In a study titled "Evaluation of Progressive Relapsing MS Patients in the PROMISE Trial," Fred Lublin, MD, Saunders Family Professor of Neurology and the Director of the Corinne Goldsmith Dickinson Center for Multiple Sclerosis at The Mount Sinai Medical Center and Michelle Fabian, MD, Neurology Fellow at Mount Sinai School of Medicine, conducted a subanalysis of the PROMISE trial. The clinical trial is a multinational, multicenter, double-blind, placebo-controlled trial evaluating the effects of glatiramer acetate treatment over three years in patients with primary progressive multiple sclerosis (PPMS). PPMS is characterized by steady disease progression, rather than attacks or exacerbations followed by remissions, which people with relapsing-remitting MS experience.
"We were able to analyze data from a well-controlled clinical trial to determine the frequency and clinical consequences of the occurrence of relapses in MS patients who initially have a progressive course," said Dr.
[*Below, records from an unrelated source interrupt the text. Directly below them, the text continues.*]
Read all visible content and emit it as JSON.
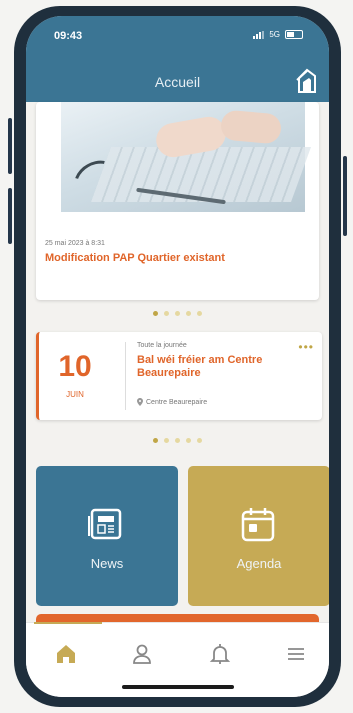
{
  "status_bar": {
    "time": "09:43",
    "network": "5G"
  },
  "header": {
    "title": "Accueil"
  },
  "news_card": {
    "date": "25 mai 2023 à 8:31",
    "title": "Modification PAP Quartier existant"
  },
  "event_card": {
    "day": "10",
    "month": "JUIN",
    "all_day": "Toute la journée",
    "title": "Bal wéi fréier am Centre Beaurepaire",
    "location": "Centre Beaurepaire",
    "more": "•••"
  },
  "tiles": {
    "news_label": "News",
    "agenda_label": "Agenda"
  },
  "carousel_news": {
    "count": 5,
    "active_index": 0
  },
  "carousel_events": {
    "count": 5,
    "active_index": 0
  },
  "colors": {
    "primary_blue": "#3b7594",
    "accent_orange": "#e0652a",
    "accent_gold": "#c6aa55"
  },
  "icons": {
    "nav": [
      "home-icon",
      "user-icon",
      "bell-icon",
      "menu-icon"
    ],
    "tiles": [
      "newspaper-icon",
      "calendar-icon"
    ]
  }
}
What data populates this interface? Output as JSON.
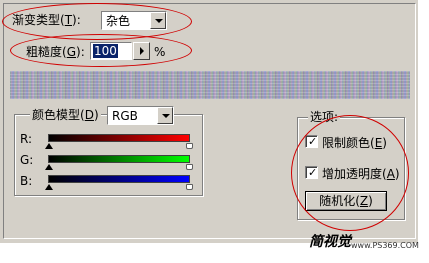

Lublin. "Our data indicate that baseline characteristics and disease progression in PRMS differ from those in PPMS. As such, clinicians should consider evaluating the PRMS subgroup differently from those with PPMS in assessing prognosis and clinical course."
The research team evaluated differences in baseline characteristics and disease progression between patients with PPMS and patients with another subtype called progressive relapsing multiple sclerosis (PRMS) to help determine whether disease prognosis and treatment course should be evaluated differently in these subgroups. People with PRMS have steady disease progression, but also experience exacerbations, or relapses.
Using the data from the PROMISE trial, researchers found that 42 of the 943 PPMS patients in the PROMISE trial had documented relapses over the 53 months of the study, which indicates they could be categorized as PRMS. At the end of the study, the PRMS patients had a larger change in the Expanded Disability Status Scale, a method of quantifying disability in multiple sclerosis (0.92 vs. 0.59) than the PPMS patients, and increased risk for sustained disability progression. These results indicate that there is a definable subgroup that will inevitably convert to PRMS, and that disease progression is more rapid in this group. The data will be presented Thursday, April 14, 2011, at 2:00 PM HST.